Jejum não é simples abstinência

A primeira definição que precisamos ter é a diferença entre jejum e abstinência, duas práticas frequentemente confundidas. De forma simples, abstinência tem sua raiz em “abster” ou seja, privar-se de algo, no caso nos abstemos principalmente de alimentos como a carne em todas as refeições por um período determinado. Já o jejum é a privação completa ou parcial de qualquer alimento por um certo tempo.

Ao fim e ao cabo, ambos jejum e abstinência têm um objetivo e eficácia muito similares, então muitos autores espirituais acabam falando simplesmente do “jejum”, em coisas que se aplicariam tanto ao jejum quanto à abstinência. É justo ressaltar que o jejum é mais estrito, logo também mais eficaz se realizado da forma correta, mas ambas as práticas têm sua importância e lugar dentro da prática do fiel católico.

Por que Jejuamos?

Santo Tomás de Aquino, expõe três principais finalidades para a prática de jejum:

Primeiro, para conter as concupiscências da carne . Por isso, são Jerônimo diz que ‘sem Ceres e Baco, Vênus esfria’, isto é, na abstinência de comida e bebida, a luxúria arrefece. Em segundo lugar, jejua-se para elevar mais livremente a alma à contemplação de realidades sublimes. Por isso, está no livro de Daniel que ele, após o jejum de três semanas, recebeu revelação de Deus.  Enfim, para satisfazer pelos nossos pecados.”. [1]

Muitos homens e mulheres dos dias de hoje podem duvidar disto que era certo aos antigos, ou ainda questionar se essas práticas “antiquadas” como o jejum não tem mais lugar na Igreja atualmente, usando até das Escrituras que dizem “o Senhor não se alegra com os sacrifícios” (Os 6,6) e ainda nos lábios de Nosso Senhor “Podem porventura jejuar os convidados das núpcias, enquanto está com eles o esposo? Enquanto têm consigo o esposo, não lhes é possível jejuar” (Mc 2,19). Oram, se Jesus, o Esposo, está conosco, por que devemos jejuar? Nossa penitência poderia ser só espiritual, nossa adoração em “espírito e verdade”? (Jo 4,23). A isto São Paulo VI responde:

A verdadeira penitência, no entanto, não pode prescindir do ascetismo físico. Todo o nosso ser na verdade, corpo e alma, deve participar ativamente neste ato religioso no qual a criatura reconhece a santidade e majestade divinas. A necessidade da mortificação da carne também fica clara se considerarmos a fragilidade de nossa natureza, na qual, desde o pecado de Adão, carne e espírito têm desejos antagônicos. Este exercício de mortificação - muito diferente de qualquer forma de estoicismo - não implica a condenação da carne que aos filhos de Deus  foi permitido assumir. Ao contrário, a mortificação visa a ‘libertação’ do homem, que muitas vezes se encontra, por conta da concupiscência, quase que acorrentado aos próprios sentidos. Através do ‘jejum corporal’ o homem retoma suas forças e a ferida infligida à dignidade de nossa natureza pela intemperança é curada pela medicina da abstinência salutar. [2]

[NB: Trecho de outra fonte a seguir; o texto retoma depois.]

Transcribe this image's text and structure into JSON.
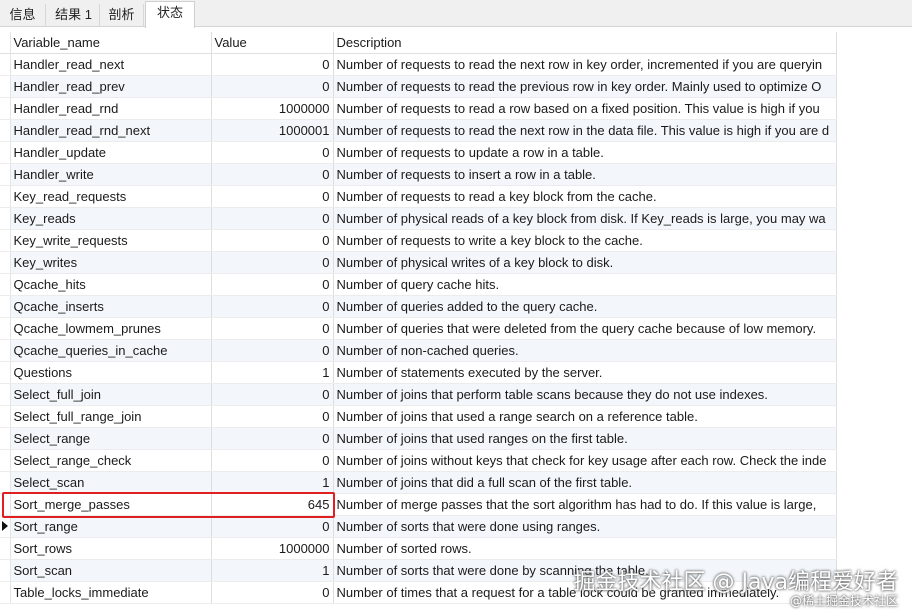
{
  "tabs": [
    {
      "label": "信息"
    },
    {
      "label": "结果 1"
    },
    {
      "label": "剖析"
    },
    {
      "label": "状态"
    }
  ],
  "columns": {
    "name": "Variable_name",
    "value": "Value",
    "description": "Description"
  },
  "rows": [
    {
      "name": "Handler_read_next",
      "value": "0",
      "description": "Number of requests to read the next row in key order, incremented if you are queryin"
    },
    {
      "name": "Handler_read_prev",
      "value": "0",
      "description": "Number of requests to read the previous row in key order. Mainly used to optimize O"
    },
    {
      "name": "Handler_read_rnd",
      "value": "1000000",
      "description": "Number of requests to read a row based on a fixed position. This value is high if you"
    },
    {
      "name": "Handler_read_rnd_next",
      "value": "1000001",
      "description": "Number of requests to read the next row in the data file. This value is high if you are d"
    },
    {
      "name": "Handler_update",
      "value": "0",
      "description": "Number of requests to update a row in a table."
    },
    {
      "name": "Handler_write",
      "value": "0",
      "description": "Number of requests to insert a row in a table."
    },
    {
      "name": "Key_read_requests",
      "value": "0",
      "description": "Number of requests to read a key block from the cache."
    },
    {
      "name": "Key_reads",
      "value": "0",
      "description": "Number of physical reads of a key block from disk. If Key_reads is large, you may wa"
    },
    {
      "name": "Key_write_requests",
      "value": "0",
      "description": "Number of requests to write a key block to the cache."
    },
    {
      "name": "Key_writes",
      "value": "0",
      "description": "Number of physical writes of a key block to disk."
    },
    {
      "name": "Qcache_hits",
      "value": "0",
      "description": "Number of query cache hits."
    },
    {
      "name": "Qcache_inserts",
      "value": "0",
      "description": "Number of queries added to the query cache."
    },
    {
      "name": "Qcache_lowmem_prunes",
      "value": "0",
      "description": "Number of queries that were deleted from the query cache because of low memory."
    },
    {
      "name": "Qcache_queries_in_cache",
      "value": "0",
      "description": "Number of non-cached queries."
    },
    {
      "name": "Questions",
      "value": "1",
      "description": "Number of statements executed by the server."
    },
    {
      "name": "Select_full_join",
      "value": "0",
      "description": "Number of joins that perform table scans because they do not use indexes."
    },
    {
      "name": "Select_full_range_join",
      "value": "0",
      "description": "Number of joins that used a range search on a reference table."
    },
    {
      "name": "Select_range",
      "value": "0",
      "description": "Number of joins that used ranges on the first table."
    },
    {
      "name": "Select_range_check",
      "value": "0",
      "description": "Number of joins without keys that check for key usage after each row. Check the inde"
    },
    {
      "name": "Select_scan",
      "value": "1",
      "description": "Number of joins that did a full scan of the first table."
    },
    {
      "name": "Sort_merge_passes",
      "value": "645",
      "description": "Number of merge passes that the sort algorithm has had to do. If this value is large,"
    },
    {
      "name": "Sort_range",
      "value": "0",
      "description": "Number of sorts that were done using ranges."
    },
    {
      "name": "Sort_rows",
      "value": "1000000",
      "description": "Number of sorted rows."
    },
    {
      "name": "Sort_scan",
      "value": "1",
      "description": "Number of sorts that were done by scanning the table."
    },
    {
      "name": "Table_locks_immediate",
      "value": "0",
      "description": "Number of times that a request for a table lock could be granted immediately."
    }
  ],
  "watermark": {
    "line1": "掘金技术社区 @ Java编程爱好者",
    "line2": "@稀土掘金技术社区"
  },
  "colors": {
    "highlight": "#e02020",
    "alt_row": "#f3f7fb"
  }
}
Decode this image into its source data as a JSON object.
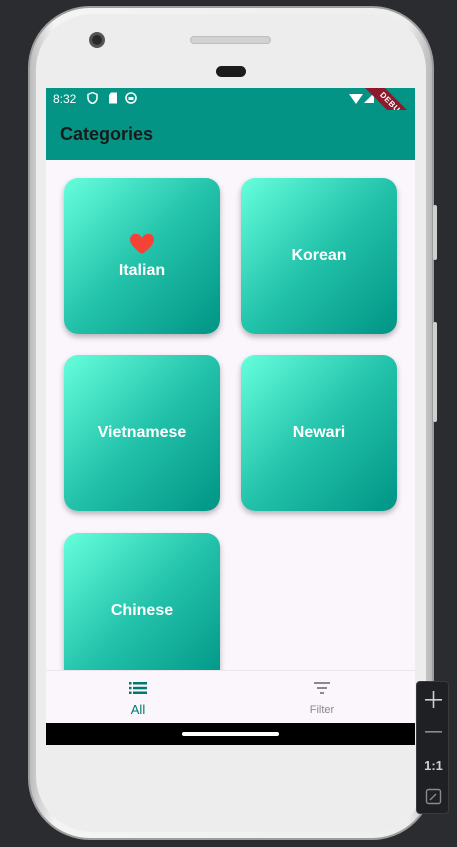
{
  "status_bar": {
    "time": "8:32",
    "icons": [
      "shield-icon",
      "sd-card-icon",
      "android-icon",
      "wifi-icon",
      "signal-icon"
    ],
    "debug_banner": "DEBUG"
  },
  "app_bar": {
    "title": "Categories",
    "color": "#039485"
  },
  "categories": [
    {
      "label": "Italian",
      "favorite": true
    },
    {
      "label": "Korean",
      "favorite": false
    },
    {
      "label": "Vietnamese",
      "favorite": false
    },
    {
      "label": "Newari",
      "favorite": false
    },
    {
      "label": "Chinese",
      "favorite": false
    }
  ],
  "card_gradient": {
    "from": "#66ffdd",
    "to": "#009485"
  },
  "heart_color": "#f44336",
  "bottom_nav": {
    "items": [
      {
        "label": "All",
        "icon": "list-icon",
        "selected": true
      },
      {
        "label": "Filter",
        "icon": "filter-icon",
        "selected": false
      }
    ],
    "selected_color": "#00796b",
    "unselected_color": "#8a8a8a"
  },
  "emulator_toolbar": {
    "zoom_label": "1:1",
    "buttons": [
      "zoom-in-icon",
      "zoom-out-icon",
      "actual-size-label",
      "fit-screen-icon"
    ]
  }
}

Mais recentemente ainda, em uma de suas mensagens quaresmais, o papa Bento XVI compara o jejum com o mandato de Deus em Gênesis: “Podes comer o fruto de todas as árvores do jardim; mas não comas o da árvore da ciência do bem e do mal, porque, no dia em que o comeres, certamente morrerás” (Gn 2, 16-17). Neste sentido, como disse o papa “o jejum é de grande ajuda para evitar o pecado e tudo o que ele induz” [3] e citando São Basílio: “O ‘não comas’ é, portanto, a lei do jejum e da abstinência”, e uma ordem divina, cumprida pelo próprio Senhor antes de iniciar seu ministério público, “Jejuou quarenta dias e quarenta noites.” (Mt 4, 2).

Jejum não é Dieta

O tema da saúde alimentar e dietética está em alta nos últimos anos e tem seu propósito e benefícios, mas as práticas de jejum (chamado geralmente neste contexto de jejum intermitente) e abstinência de certos alimentos, mesmo que exteriormente similares às práticas religiosas do jejum e abstinência, não são iguais.

O cerne do jejum católico está na prática de nos privarmos de alimentos, quando esta é unida ao propósito de purificar a alma, elevar os sentidos, submeter a carne ao espírito, e tornar o coração contrito e humilhado. Portanto, devemos dizer com santo Tomás que “o jejum é evidentemente um ato de virtude” [4], ou seja, é uma “atitude firme, disposição estável, perfeição habitual da inteligência e da vontade, que regula os nossos atos, ordena as nossas paixões e guia o nosso procedimento segundo a razão e a fé” [5].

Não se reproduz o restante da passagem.